Many of the Democratic candidates, even those who said the DSCC is not interfering with their hiring process, said they resented the committee’s endorsement in their race instead of letting a primary play out among voters.

That anger is most acute in Colorado, where a competitive Democratic primary between a dozen candidates was well underway when Hickenlooper dropped out of the presidential primary contest and announced he would run for the Senate.

The DSCC’s quick endorsement incensed candidates who were already in the race, an anger undoubtedly fueled by Hickenlooper’s prior comments that he didn’t want the Senate seat and wouldn’t be good at the job.

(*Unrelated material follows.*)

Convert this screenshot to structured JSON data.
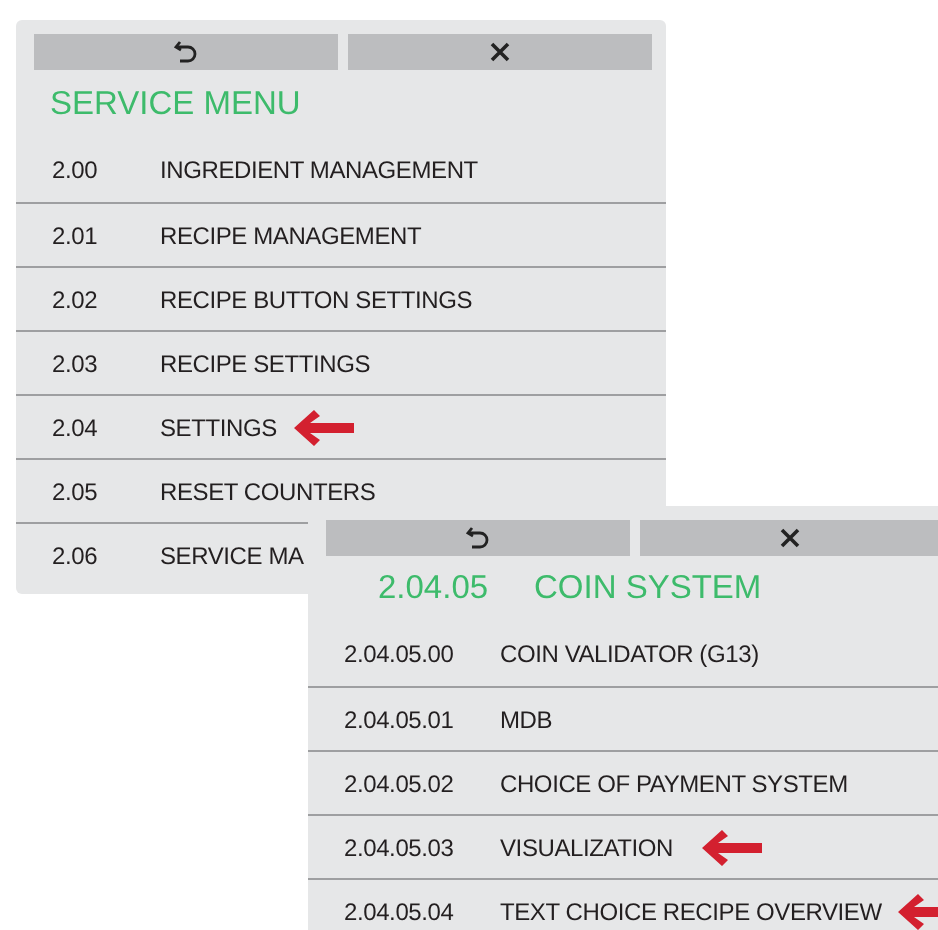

Several of the self-identified liberal Democrats in the race say Hickenlooper — who opposes progressive standard-bearers such as Medicare for all and the Green New Deal — is too centrist for Colorado. They argue that Gardner is so vulnerable that almost any Democratic candidate can beat him.


“It’s hard for me to get in their head on this because a blue rock beats Cory Gardner by 10%,” said Alice Madden, one of the Democratic hopefuls.

Madden and the five other Democratic women in the race signed a letter last week asking the DSCC to reconsider the endorsement, arguing that it implies “that we should defer to a male candidate because you seem to believe he is ‘more electable.’”

Schumer had long made no secret that he wanted Hickenlooper, who has tremendous name recognition in the state, to take on Gardner next year. Democratic strategists say polling shows that Hickenlooper’s popularity would survive intense negative messaging, making him the strongest candidate in both the primary and general election.

On Tuesday, 314 Action, a group that promotes electing Democrats with scientific backgrounds, touted a poll that showed 72% of Democratic primary voters have a favorable opinion of Hickenlooper — a former geologist — besting all other Democrats by more than 30 percentage points.

For his part, Hickenlooper “believes anyone should be able to work for anyone they want to,” according to his spokesperson, Jacque Montgomery. “And anyone who wants to throw their hat in the ring should step up and run for office.”